Par conclusions enregistrées au greffe le 30 août 2019 et auxquelles il est renvoyé pour l'exposé détaillé des prétentions et moyens présentés en cause d'appel, la société Kribs Conseil Immobilier, demande à la cour de :

- vu les dispositions de l'article 1147 du Code Civil dans sa rédaction antérieure à la loi du 10 février 2016,

- vu les dispositions des articles 1217 et 1231-1 du code civil,

- recevoir la société SFR en son appel, le dire mal fondé,

- recevoir la société Kribs Conseil Immobilier en son appel incident, le dire

bien fondé,

- confirmer le jugement du Tribunal de commerce de Caen du 9 janvier 2019 en ce qu'il a

* débouté la société SFR de son exception d'incompétence territoriale, et s'est déclaré par voie de conséquence compétent pour connaître le litige,

* dit que la société SFR et la société Modulo Cartes Entreprises ont manqué à leurs obligations contractuelles au profit de la société Kribs Conseil Immobilier (anciennement KRIBS Conseils),

* En conséquence,

* prononcé la résolution judiciaire du contrat,

* condamné solidairement la société SFR et la société Modulo Cartes Entreprises à rembourser à la société Kribs Conseil Immobilier (anciennement KRIBS Conseils) une somme de 7.077.18 € au titre des prestations facturées,

- L'infirmer sur le montant du préjudice,

- Statuant à nouveau,

- dire et juger que la société SFR et la société Modulo Cartes Entreprises engagent leur responsabilité contractuelle,

- en conséquence,

- condamner solidairement la société SFR et la société Modulo Cartes Entreprises à payer à la société Kribs Conseil Immobilier (anciennement KRIBS Conseils) les dommages et intérêts suivants :

- 80.000 € pour le préjudice lié à la perte de chance de réalisation du chiffre d'affaires,

- 5.640 € au titre du remboursement des frais de publicité inutilement dépensés,

- 10.000 € au titre du préjudice d'image.

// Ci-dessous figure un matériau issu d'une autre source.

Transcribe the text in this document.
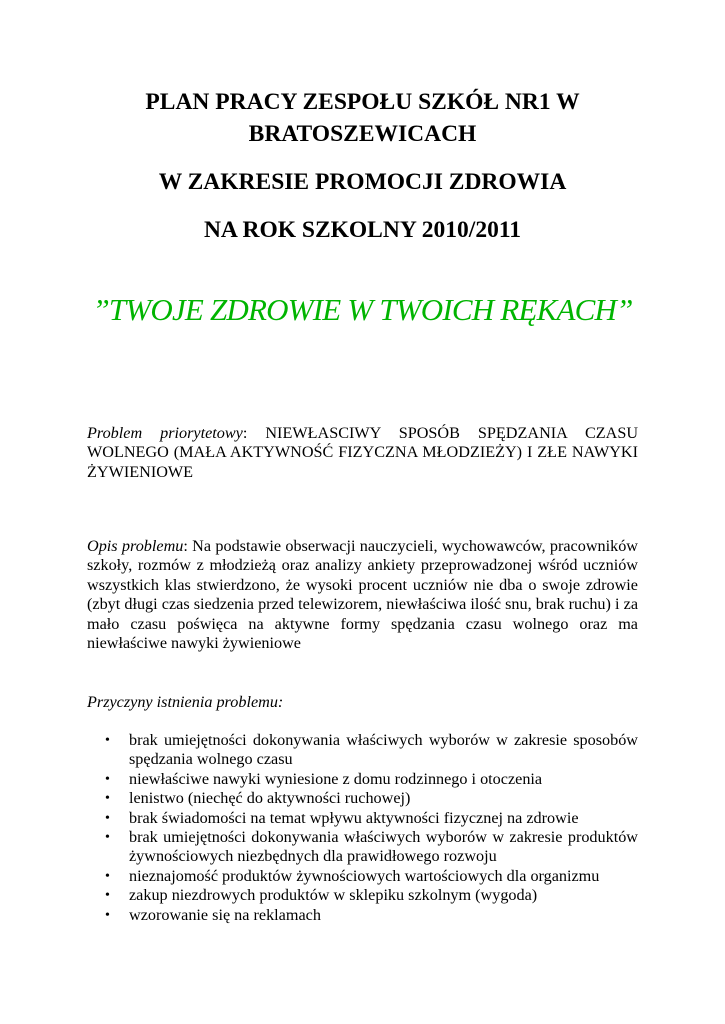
PLAN PRACY ZESPOŁU SZKÓŁ NR1 W BRATOSZEWICACH
W ZAKRESIE PROMOCJI ZDROWIA
NA ROK SZKOLNY 2010/2011
”TWOJE ZDROWIE W TWOICH RĘKACH”
Problem priorytetowy: NIEWŁASCIWY SPOSÓB SPĘDZANIA CZASU WOLNEGO (MAŁA AKTYWNOŚĆ FIZYCZNA MŁODZIEŻY) I ZŁE NAWYKI ŻYWIENIOWE
Opis problemu: Na podstawie obserwacji nauczycieli, wychowawców, pracowników szkoły, rozmów z młodzieżą oraz analizy ankiety przeprowadzonej wśród uczniów wszystkich klas stwierdzono, że wysoki procent uczniów nie dba o swoje zdrowie (zbyt długi czas siedzenia przed telewizorem, niewłaściwa ilość snu, brak ruchu) i za mało czasu poświęca na aktywne formy spędzania czasu wolnego oraz ma niewłaściwe nawyki żywieniowe
Przyczyny istnienia problemu:
• brak umiejętności dokonywania właściwych wyborów w zakresie sposobów spędzania wolnego czasu
• niewłaściwe nawyki wyniesione z domu rodzinnego i otoczenia
• lenistwo (niechęć do aktywności ruchowej)
• brak świadomości na temat wpływu aktywności fizycznej na zdrowie
• brak umiejętności dokonywania właściwych wyborów w zakresie produktów żywnościowych niezbędnych dla prawidłowego rozwoju
• nieznajomość produktów żywnościowych wartościowych dla organizmu
• zakup niezdrowych produktów w sklepiku szkolnym (wygoda)
• wzorowanie się na reklamach
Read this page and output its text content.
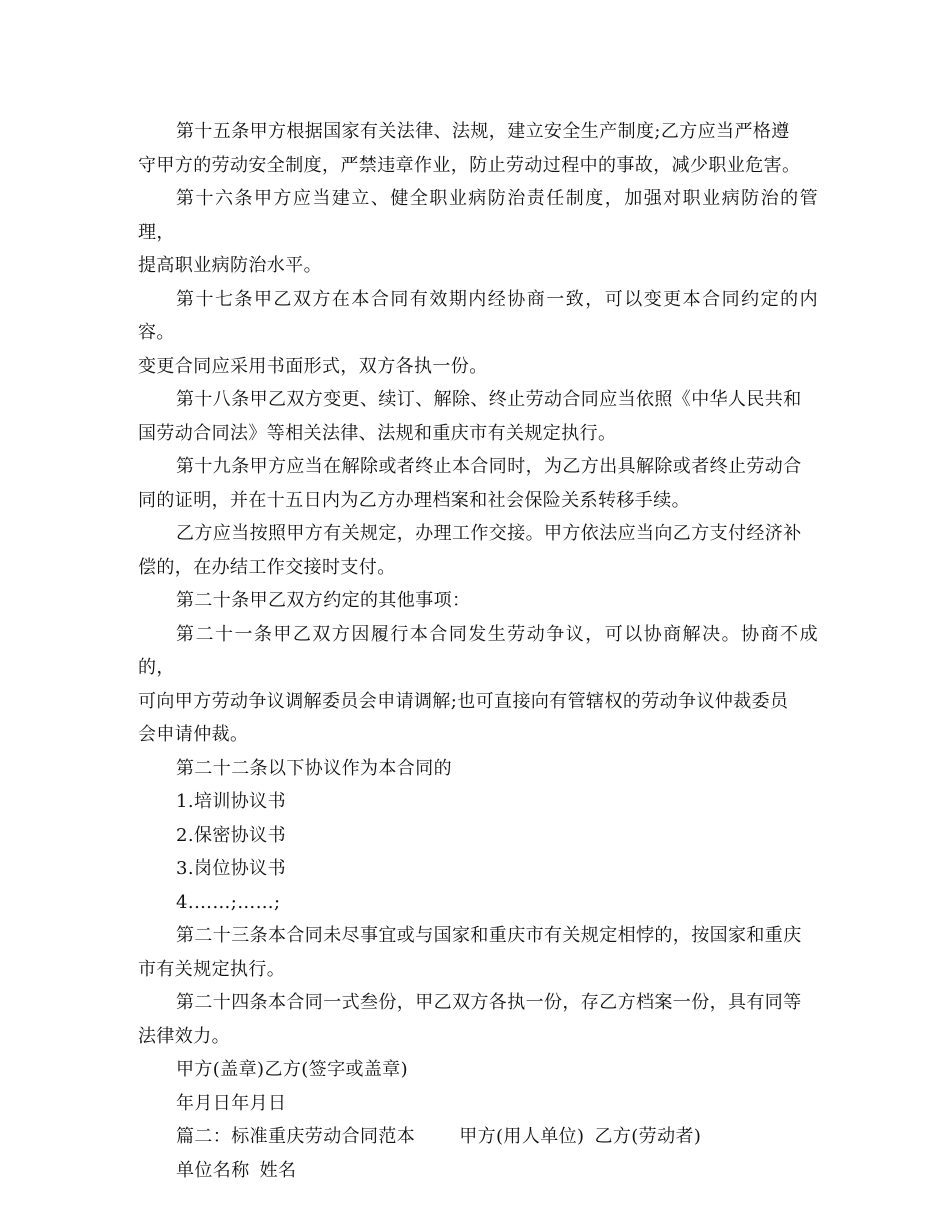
第十五条甲方根据国家有关法律、法规，建立安全生产制度;乙方应当严格遵
守甲方的劳动安全制度，严禁违章作业，防止劳动过程中的事故，减少职业危害。

第十六条甲方应当建立、健全职业病防治责任制度，加强对职业病防治的管理，
提高职业病防治水平。

第十七条甲乙双方在本合同有效期内经协商一致，可以变更本合同约定的内容。
变更合同应采用书面形式，双方各执一份。

第十八条甲乙双方变更、续订、解除、终止劳动合同应当依照《中华人民共和
国劳动合同法》等相关法律、法规和重庆市有关规定执行。

第十九条甲方应当在解除或者终止本合同时，为乙方出具解除或者终止劳动合
同的证明，并在十五日内为乙方办理档案和社会保险关系转移手续。

乙方应当按照甲方有关规定，办理工作交接。甲方依法应当向乙方支付经济补
偿的，在办结工作交接时支付。

第二十条甲乙双方约定的其他事项：

第二十一条甲乙双方因履行本合同发生劳动争议，可以协商解决。协商不成的，
可向甲方劳动争议调解委员会申请调解;也可直接向有管辖权的劳动争议仲裁委员
会申请仲裁。

第二十二条以下协议作为本合同的

1.培训协议书

2.保密协议书

3.岗位协议书

4.……;……;

第二十三条本合同未尽事宜或与国家和重庆市有关规定相悖的，按国家和重庆
市有关规定执行。

第二十四条本合同一式叁份，甲乙双方各执一份，存乙方档案一份，具有同等
法律效力。

甲方(盖章)乙方(签字或盖章)

年月日年月日

篇二：标准重庆劳动合同范本 甲方(用人单位) 乙方(劳动者)

单位名称 姓名
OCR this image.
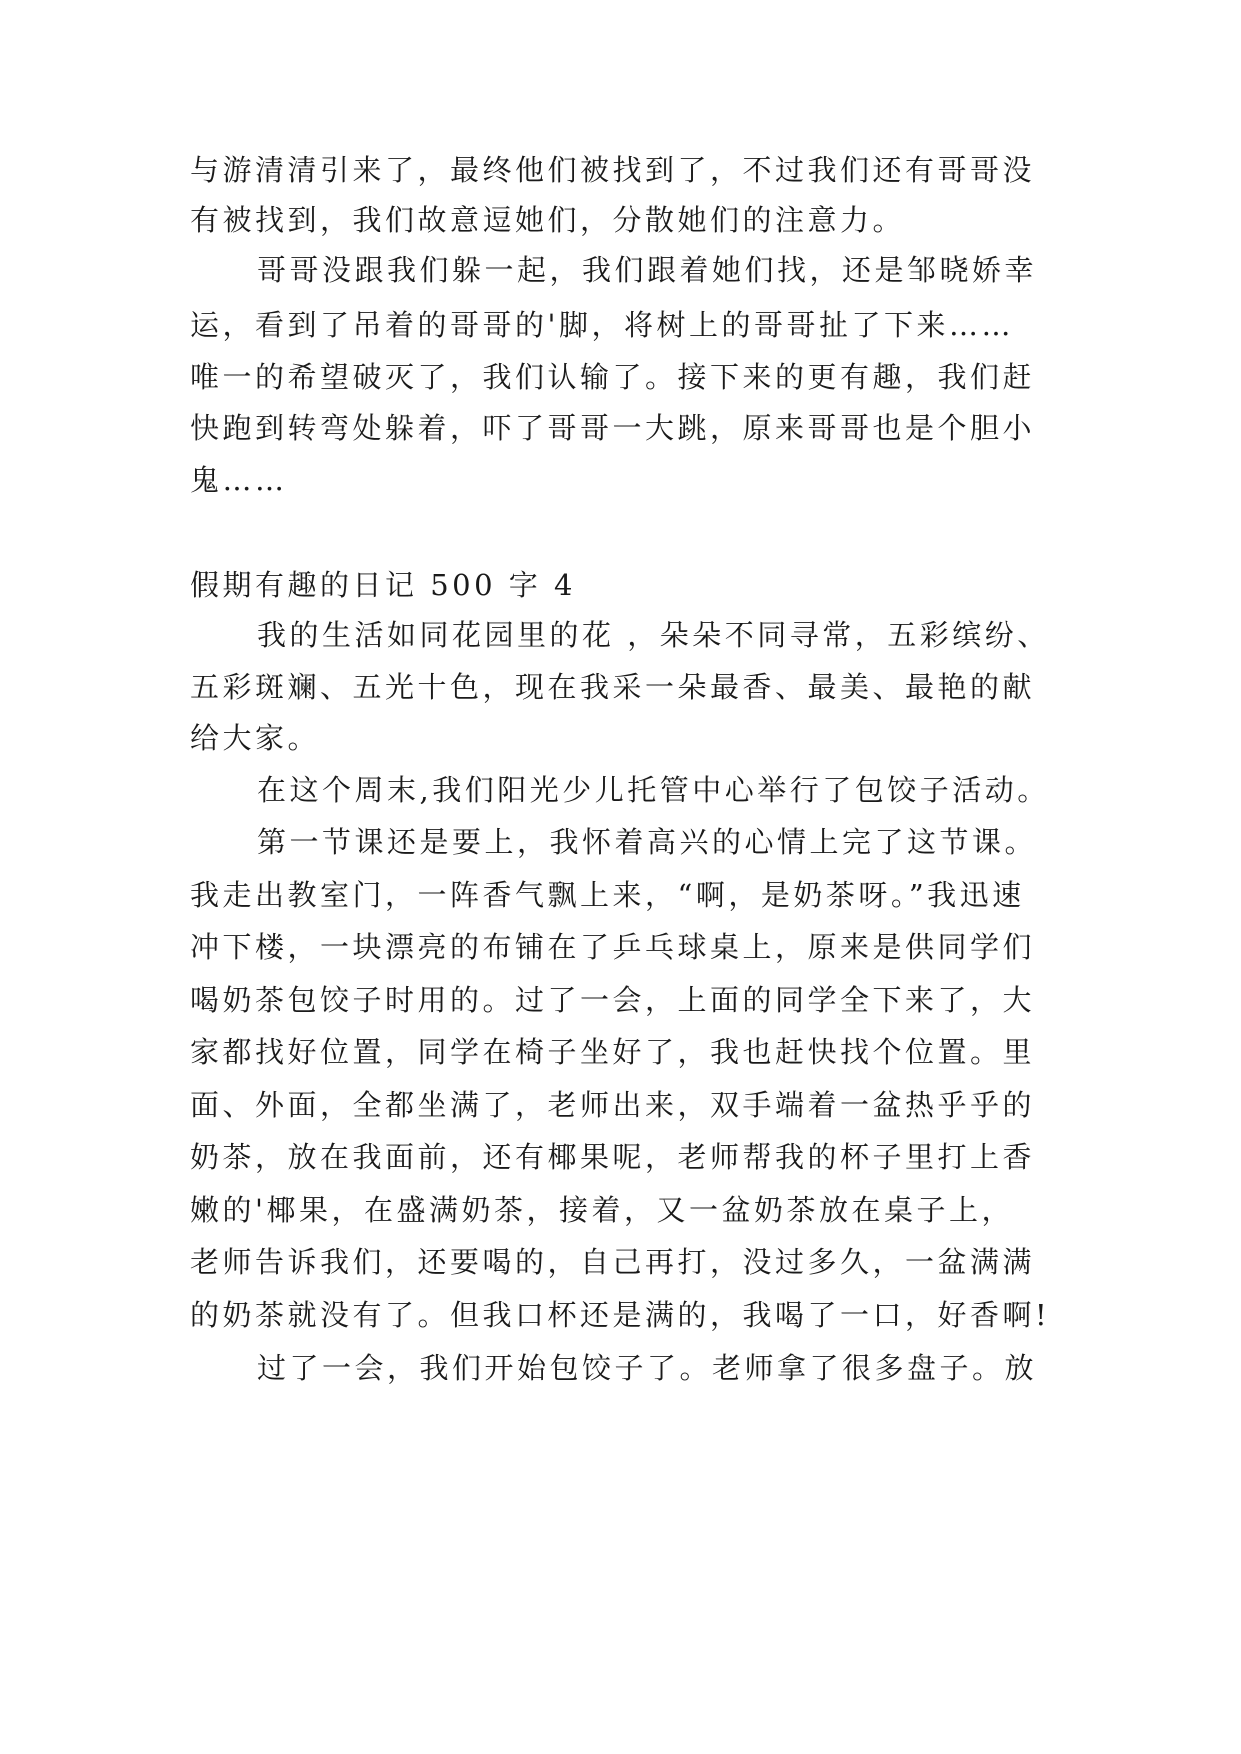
与游清清引来了，最终他们被找到了，不过我们还有哥哥没
有被找到，我们故意逗她们，分散她们的注意力。
哥哥没跟我们躲一起，我们跟着她们找，还是邹晓娇幸
运，看到了吊着的哥哥的'脚，将树上的哥哥扯了下来……
唯一的希望破灭了，我们认输了。接下来的更有趣，我们赶
快跑到转弯处躲着，吓了哥哥一大跳，原来哥哥也是个胆小
鬼……
假期有趣的日记 500 字 4
我的生活如同花园里的花 ，朵朵不同寻常，五彩缤纷、
五彩斑斓、五光十色，现在我采一朵最香、最美、最艳的献
给大家。
在这个周末,我们阳光少儿托管中心举行了包饺子活动。
第一节课还是要上，我怀着高兴的心情上完了这节课。
我走出教室门，一阵香气飘上来，“啊，是奶茶呀。”我迅速
冲下楼，一块漂亮的布铺在了乒乓球桌上，原来是供同学们
喝奶茶包饺子时用的。过了一会，上面的同学全下来了，大
家都找好位置，同学在椅子坐好了，我也赶快找个位置。里
面、外面，全都坐满了，老师出来，双手端着一盆热乎乎的
奶茶，放在我面前，还有椰果呢，老师帮我的杯子里打上香
嫩的'椰果，在盛满奶茶，接着，又一盆奶茶放在桌子上，
老师告诉我们，还要喝的，自己再打，没过多久，一盆满满
的奶茶就没有了。但我口杯还是满的，我喝了一口，好香啊!
过了一会，我们开始包饺子了。老师拿了很多盘子。放
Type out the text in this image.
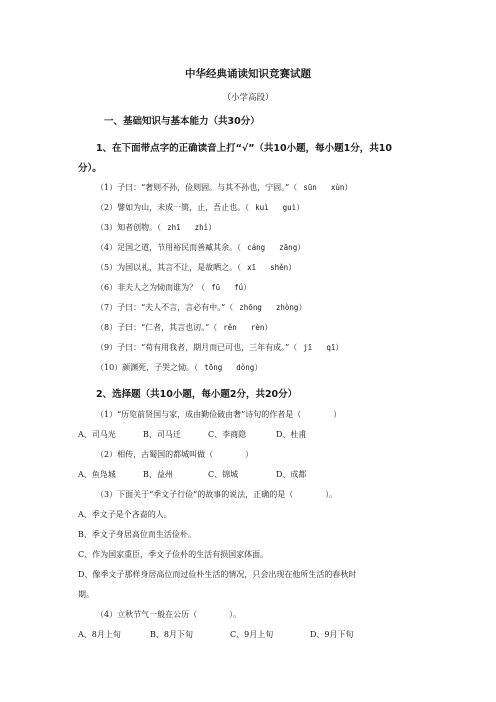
中华经典诵读知识竞赛试题
（小学高段）
一、基础知识与基本能力（共30分）
1、在下面带点字的正确读音上打“√”（共10小题，每小题1分，共10
分）。
（1）子曰：“奢则不孙，俭则固。与其不孙也，宁固。”（ sūn xùn）
（2）譬如为山，未成一篑，止，吾止也。（ kuì guì）
（3）知者创物。（ zhī zhì）
（4）足国之道，节用裕民而善臧其余。（ cáng zāng）
（5）为国以礼，其言不让，是故哂之。（ xī shěn）
（6）非夫人之为恸而谁为？（ fū fú）
（7）子曰：“夫人不言，言必有中。”（ zhōng zhòng）
（8）子曰：“仁者，其言也讱。”（ rěn rèn）
（9）子曰：“苟有用我者，期月而已可也，三年有成。”（ jī qī）
（10）颜渊死，子哭之恸。（ tōng dòng）
2、选择题（共10小题，每小题2分，共20分）
（1）“历览前贤国与家，成由勤俭破由奢”诗句的作者是（　　　　）
A、司马光	B、司马迁	C、李商隐	D、杜甫
（2）相传，古蜀国的都城叫做（　　　　）
A、鱼凫城	B、益州	C、锦城	D、成都
（3）下面关于“季文子行俭”的故事的说法，正确的是（　　　　）。
A、季文子是个吝啬的人。
B、季文子身居高位而生活俭朴。
C、作为国家重臣，季文子俭朴的生活有损国家体面。
D、像季文子那样身居高位而过俭朴生活的情况，只会出现在他所生活的春秋时
期。
（4）立秋节气一般在公历（　　　　）。
A、8月上旬	B、8月下旬	C、9月上旬	D、9月下旬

- Subsidiairement, si le Cour s'estimait non suffisamment informée du montant du préjudice souffert,

- désigner tel expert qui aura pour mission d'évaluer le montant du préjudice de

la société Kribs Conseils (aujourd'hui Kribs Conseil Immobilier), et plus généralement donner à la juridiction tous éléments utiles pour trancher le différend,

- Très subsidiairement, si par extraordinaire, la Cour estimait que la société Kribs Conseil Immobilier n'était pas fondée à solliciter réparation du préjudice antérieur à la cession,

- Condamner solidairement la société SFR et la société Modulo Cartes Entreprises à rembourser à la société Kribs Conseil Immobilier une somme de 2.705.20 € au titre des prestations facturées,

- dire et Juger que le préjudice souffert par la société Kribs Conseil Immobilier ne saurait être inférieur à la somme de 15.000 euros, par voie de conséquence, condamner solidairement la société SFR et la société Modulo Cartes Entreprises au paiement de cette somme,

- En tout état de cause, et y ajoutant

- Condamner les mêmes sociétés au paiement chacune d'une somme de 5.000 € sur le fondement des dispositions de l'article 700 du code de procédure civile

- Condamner les mêmes sociétés aux dépens,

[*]

La société Modulo Cartes Entreprise, qui s'est vu signifier par actes d'huissier des 24 avril 2019 et 5 juin 2019 délivrés à personne morale la déclaration d'appel et les conclusions de l'appelante, n'a pas constitué avocat ;

 

MOTIFS (justification de la décision)                                  (N.B. : mention ne figurant pas sur l’original)

MOTIFS :

Sur le défaut de qualité à agir de la société :

La société SFR estime que la société Kribs Conseil Immobilier n'est pas titulaire des droits à réparation qui sont invoqués, puisque le contrat a été conclu avec la société Kribs Conseil et la cession de fonds de commerce invoquée date du 1er juillet 2016. Elle fait valoir que la cession de contrat dans le cadre de la cession de fonds de commerce ne vaut que pour l'avenir, les droits et obligations nés antérieurement à la date de la cession restant personnels au cédant du contrat. De même la subrogation suppose que la société Kribs Conseil ait réglé le montant de la créance qu'elle estime détenir contre SFR.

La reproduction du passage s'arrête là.